Investors have steadily withdrawn money from the Dividend Growth fund since its closing, as they have done for many active funds that are more expensive than the firm’s hugely successful index funds, according to Daniel Wiener, a registered investment adviser who writes a newsletter for Vanguard investors.
“It’s one of the best active funds in Vanguard’s stable,” he wrote after the reopening was announced, but cautioned that “all bets are off” if the company has to add portfolio managers to deal with an inflow of cash.
“[F]ollowing consultation with the fund’s advisor, we’re confident that there is ample capacity to reopen the fund,” Matthew Brancato, head of Vanguard’s portfolio review department said in an e-mail.
Vanguard on Thursday also said it will reopen its $316.3 million-asset Vanguard Alternative Strategies fund in the fourth quarter, and expand its distribution channels.

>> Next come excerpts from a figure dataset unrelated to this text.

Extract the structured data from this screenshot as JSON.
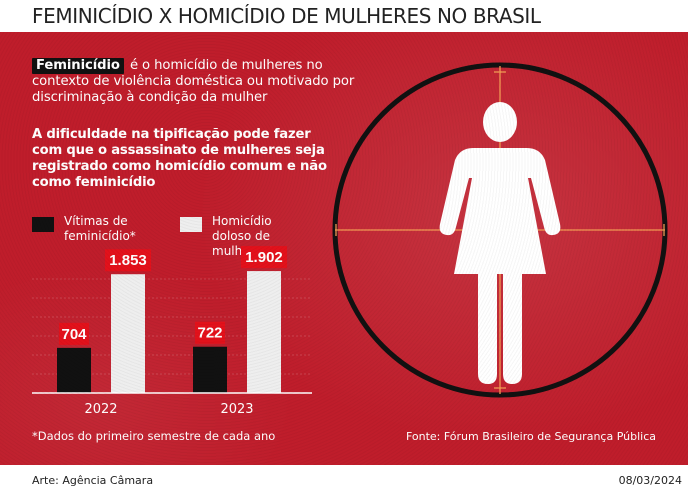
{
  "header": {
    "title": "FEMINICÍDIO X HOMICÍDIO DE MULHERES NO BRASIL"
  },
  "definition": {
    "term": "Feminicídio",
    "text": "é o homicídio de mulheres no contexto de violência doméstica ou motivado por discriminação à condição da mulher"
  },
  "lead": "A dificuldade na tipificação pode fazer com que o assassinato de mulheres seja registrado como homicídio comum e não como feminicídio",
  "colors": {
    "panel": "#bf1d2b",
    "feminicidio": "#111111",
    "homicidio": "#eeeeee",
    "label_box": "#e3111b",
    "reticle": "#f29a55"
  },
  "icons": [
    "woman-icon",
    "crosshair-icon"
  ],
  "chart_data": {
    "type": "bar",
    "categories": [
      "2022",
      "2023"
    ],
    "series": [
      {
        "name": "Vítimas de feminicídio*",
        "values": [
          704,
          722
        ],
        "labels": [
          "704",
          "722"
        ],
        "color": "#111111"
      },
      {
        "name": "Homicídio doloso de mulheres*",
        "values": [
          1853,
          1902
        ],
        "labels": [
          "1.853",
          "1.902"
        ],
        "color": "#eeeeee"
      }
    ],
    "legend": {
      "position": "top-left"
    },
    "grid": false,
    "ylim": [
      0,
      1950
    ]
  },
  "footnote": "*Dados do primeiro semestre de cada ano",
  "source": "Fonte: Fórum Brasileiro de Segurança Pública",
  "credit": "Arte: Agência Câmara",
  "date": "08/03/2024"
}
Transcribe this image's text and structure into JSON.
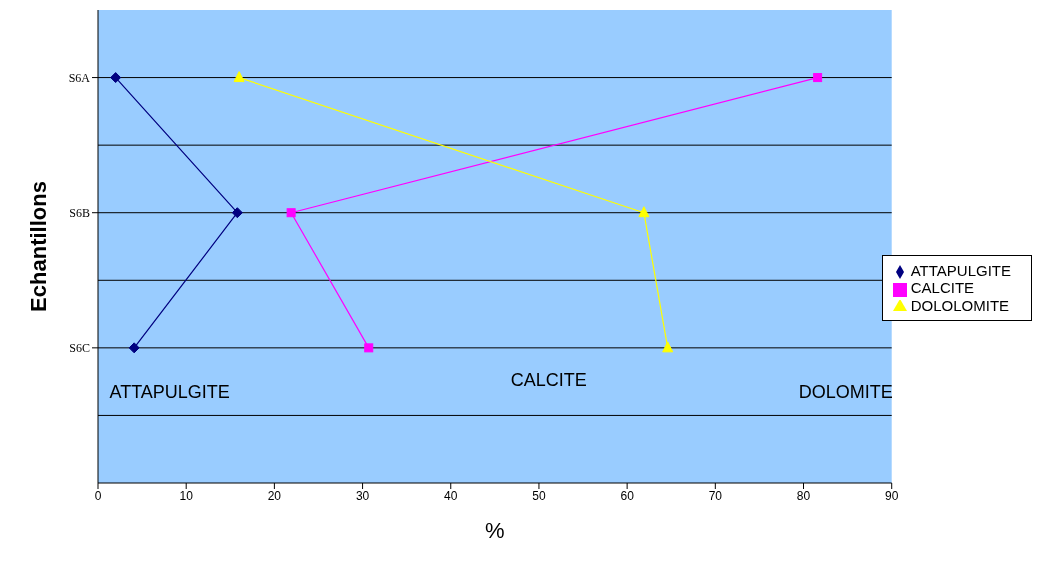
{
  "chart_data": {
    "type": "line",
    "orientation": "horizontal",
    "xlabel": "%",
    "ylabel": "Echantillons",
    "categories": [
      "S6A",
      "S6B",
      "S6C"
    ],
    "series": [
      {
        "name": "ATTAPULGITE",
        "color": "#000080",
        "marker": "diamond",
        "values": [
          2,
          15.8,
          4.1
        ]
      },
      {
        "name": "CALCITE",
        "color": "#ff00ff",
        "marker": "square",
        "values": [
          81.6,
          21.9,
          30.7
        ]
      },
      {
        "name": "DOLOLOMITE",
        "color": "#ffff00",
        "marker": "triangle",
        "values": [
          16,
          61.9,
          64.6
        ]
      }
    ],
    "xlim": [
      0,
      90
    ],
    "xticks": [
      0,
      10,
      20,
      30,
      40,
      50,
      60,
      70,
      80,
      90
    ],
    "grid": "y",
    "legend": "right",
    "annotations": [
      "ATTAPULGITE",
      "CALCITE",
      "DOLOMITE"
    ]
  }
}
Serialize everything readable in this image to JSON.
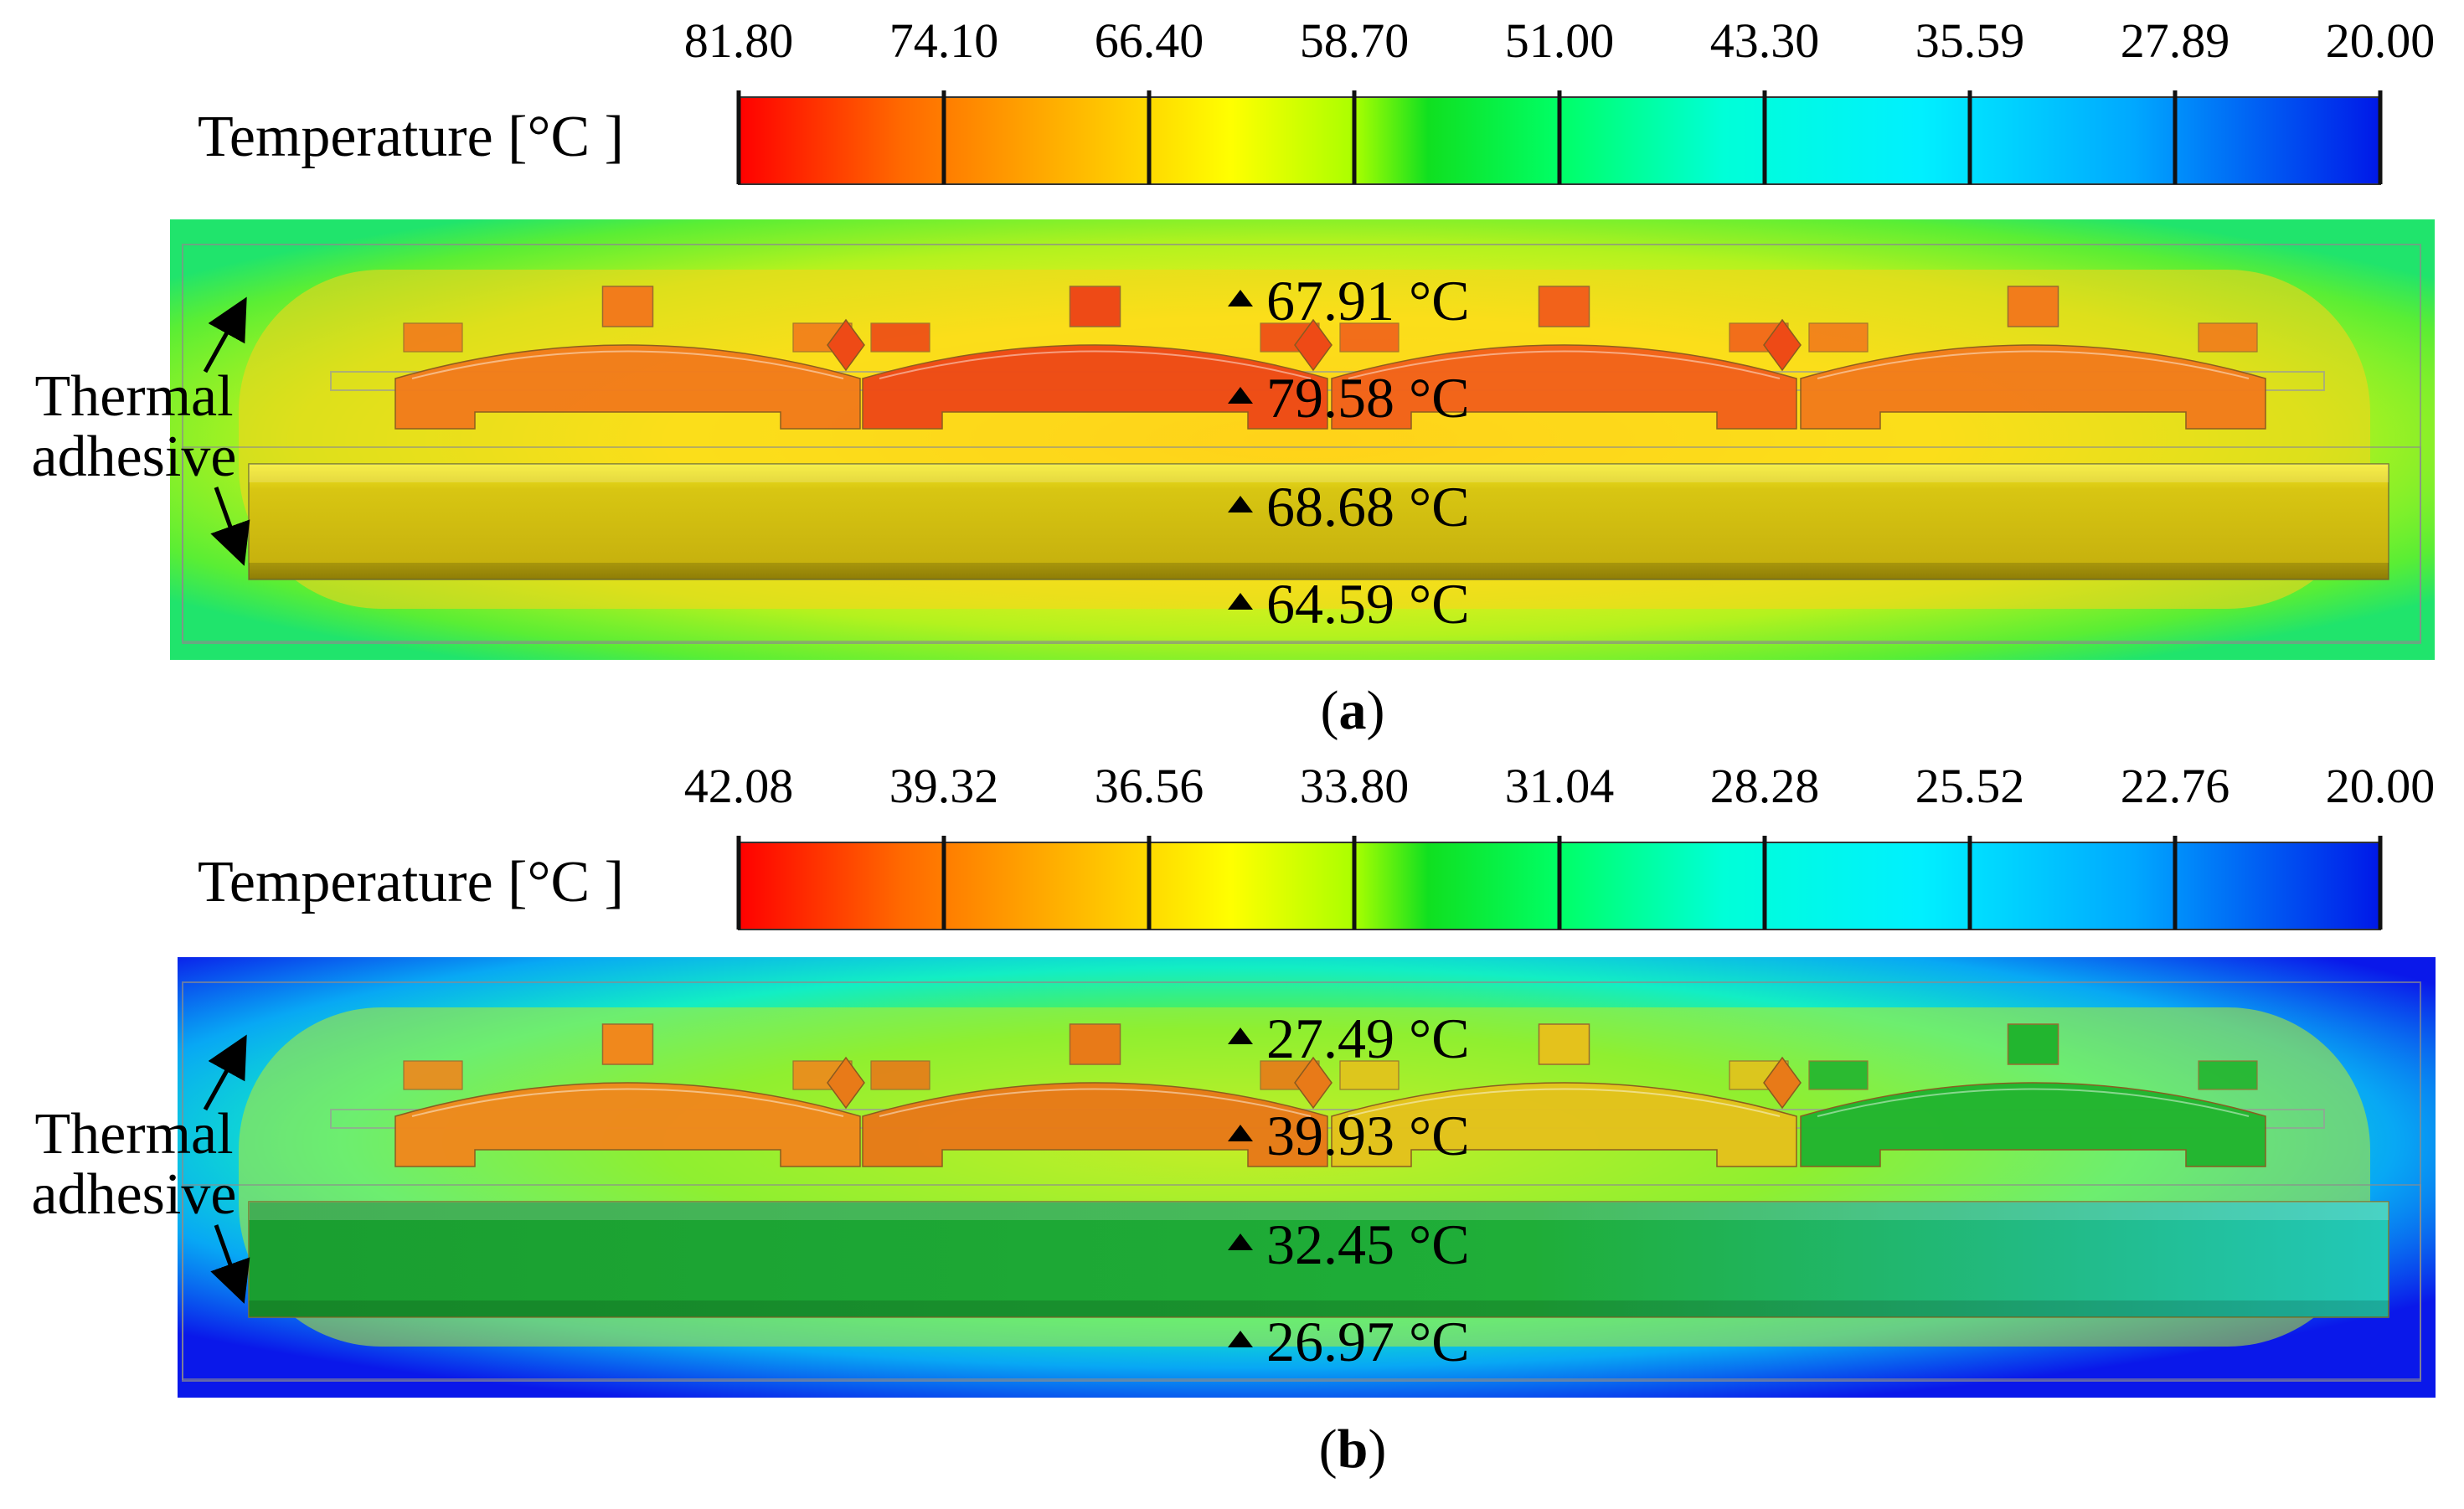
{
  "panels": [
    {
      "id": "a",
      "caption": "a",
      "legend_title": "Temperature [°C ]",
      "scale_labels": [
        "81.80",
        "74.10",
        "66.40",
        "58.70",
        "51.00",
        "43.30",
        "35.59",
        "27.89",
        "20.00"
      ],
      "probes": [
        "67.91 °C",
        "79.58 °C",
        "68.68 °C",
        "64.59 °C"
      ],
      "annotation_line1": "Thermal",
      "annotation_line2": "adhesive",
      "colors": {
        "field_edge": "#22e36a",
        "field_mid": "#9ef023",
        "field_inner": "#f3ee1e",
        "field_core": "#ffd21a",
        "cells": [
          "#f27c1b",
          "#ee4a16",
          "#f2621a",
          "#f27c1b"
        ],
        "bar": "#c9b50e"
      }
    },
    {
      "id": "b",
      "caption": "b",
      "legend_title": "Temperature [°C ]",
      "scale_labels": [
        "42.08",
        "39.32",
        "36.56",
        "33.80",
        "31.04",
        "28.28",
        "25.52",
        "22.76",
        "20.00"
      ],
      "probes": [
        "27.49 °C",
        "39.93 °C",
        "32.45 °C",
        "26.97 °C"
      ],
      "annotation_line1": "Thermal",
      "annotation_line2": "adhesive",
      "colors": {
        "field_edge": "#0c1eea",
        "field_mid": "#0ad8f0",
        "field_inner": "#2fe86a",
        "field_core": "#b8ef2a",
        "cells": [
          "#f0881c",
          "#e87a18",
          "#e4c21c",
          "#22b52f"
        ],
        "bar": "#1aa836"
      }
    }
  ],
  "colorbar_stops": [
    "#ff0000",
    "#ff8000",
    "#ffd000",
    "#ffff00",
    "#b0ff00",
    "#00ff00",
    "#00ff90",
    "#00ffff",
    "#00d0ff",
    "#0080ff",
    "#0000ee"
  ]
}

The alts fund, one of three offered by the asset management giant, is currently available to pension plans and endowments in Vanguard’s institutional advisory services program. It is also an underlying holding of Vanguard Managed Payout, a $1.8 billion fund of funds.
Vanguard next quarter will lower the minimum investment on the alts fund to $50,000 from $250,000, and sell it through financial advisors as well as directly to Vanguard Investments’ brokerage and robo-advisory clients.
Vanguard is one of the few fund companies that refuses to pay distribution fees to broker-dealers for putting its funds on their platforms and promoting them to their brokers. Morgan Stanley, which charges $250,000 to $850,000 to funds utilizing its sales prowess, retaliated two years ago by pulling Vanguard funds from its platform.
The Alternative Strategies fund, co-managed by Anatoly Shtekhman and Fei Xu, has returned 3.52% over its four-year lifespan. Its three-year return of 1.72% underperformed the 5.53% of its benchmark (3-month Treasury bills plus 4.0%), according to Vanguard.